The third aspect of the invention provides a using method of the polyurethane modified acrylate UV resin, which comprises the steps of blending the resin, the reactive diluent and the initiator, stirring, coating on a PC-ABS plate and a tinplate, and curing by a UV machine to form a coating film.

In one embodiment, the reactive diluent accounts for 40-60% of the total weight of the resin, the reactive diluent and the initiator; the initiator accounts for 2-4% of the total weight; the resin is the rest; preferably, the active diluent accounts for 45-55% of the total weight; the initiator accounts for 2.5-3.5% of the total weight; the resin is the rest.

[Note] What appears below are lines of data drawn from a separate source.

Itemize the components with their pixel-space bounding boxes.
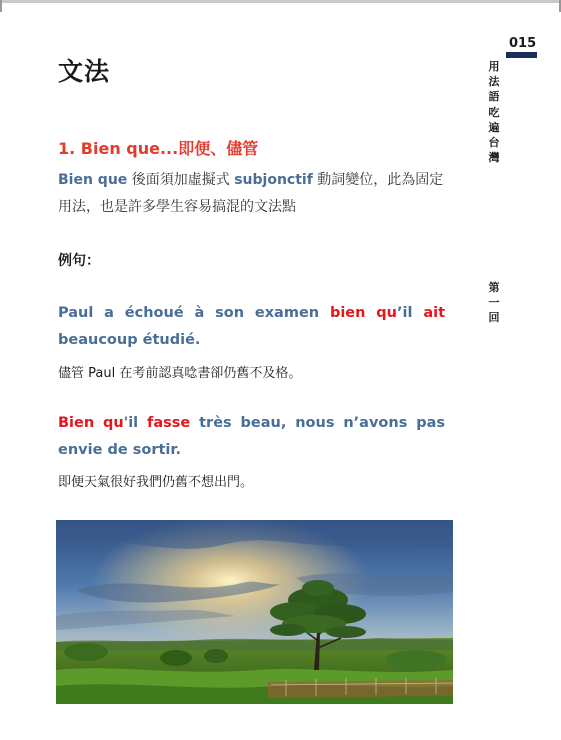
example-2-french	[58, 410, 445, 464]
landscape-photo	[56, 520, 453, 704]
side-book-title: 用法語吃遍台灣	[488, 60, 500, 165]
ex1-part-3: beaucoup étudié.	[58, 332, 201, 348]
top-border	[0, 0, 561, 3]
desc-text-2: 動詞變位，此為固定用法，也是許多學生容易搞混的文法點	[58, 172, 444, 215]
example-2-chinese: 即便天氣很好我們仍舊不想出門。	[58, 475, 254, 490]
ex2-part-2: très beau, nous n’avons pas envie de sortir.	[58, 415, 445, 458]
keyword-bien-que: Bien que	[58, 172, 128, 188]
side-episode-label: 第一回	[488, 281, 500, 325]
desc-text-1: 後面須加虛擬式	[127, 172, 235, 188]
ex1-qu: qu	[365, 305, 398, 321]
section-heading: 1. Bien que...即便、儘管	[58, 139, 259, 158]
ex2-fasse: fasse	[147, 415, 191, 431]
example-1-french	[58, 300, 445, 354]
ex1-ait: ait	[423, 305, 445, 321]
example-label: 例句：	[58, 253, 100, 269]
page-number: 015	[509, 36, 537, 51]
crop-mark-left	[0, 0, 2, 12]
ex2-bien-qu: Bien qu	[58, 415, 124, 431]
ex1-part-1: Paul a échoué à son examen	[58, 305, 330, 321]
ex1-bien: bien	[329, 305, 366, 321]
page-number-bar	[506, 52, 537, 58]
ex2-part-1: 'il	[123, 415, 148, 431]
ex1-part-2: ’il	[397, 305, 424, 321]
keyword-subjonctif: subjonctif	[234, 172, 313, 188]
example-1-chinese: 儘管 Paul 在考前認真唸書卻仍舊不及格。	[58, 366, 302, 381]
page-title: 文法	[58, 57, 111, 86]
grammar-description	[58, 167, 453, 221]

In one embodiment, the reactive diluent is selected from any one or a combination of butyl acrylate, trimethylolpropane triacrylate, tripropylene glycol diacrylate.

In another embodiment, the reactive diluent may also be an organic solvent, which is not particularly limited in the present invention, and is an organic solvent well known in the art for adjusting the viscosity of acrylate systems, such as acetone, etc.

The initiator is not particularly limited in the present invention, and is a commonly used initiator for UV curing of acrylate systems well known to those skilled in the art, such as but not limited to: azobisisobutyronitrile, dibenzoyl peroxide, dicumyl peroxide, dilauroyl peroxide, tert-butyl peroxy-2-ethylhexanoate, tert-amyl peroxy-2-ethylhexanoate, tert-butyl peroxyacetate, tert-butyl peroxybenzoate, tert-butyl hydroperoxide, cumene hydroperoxide, and the like.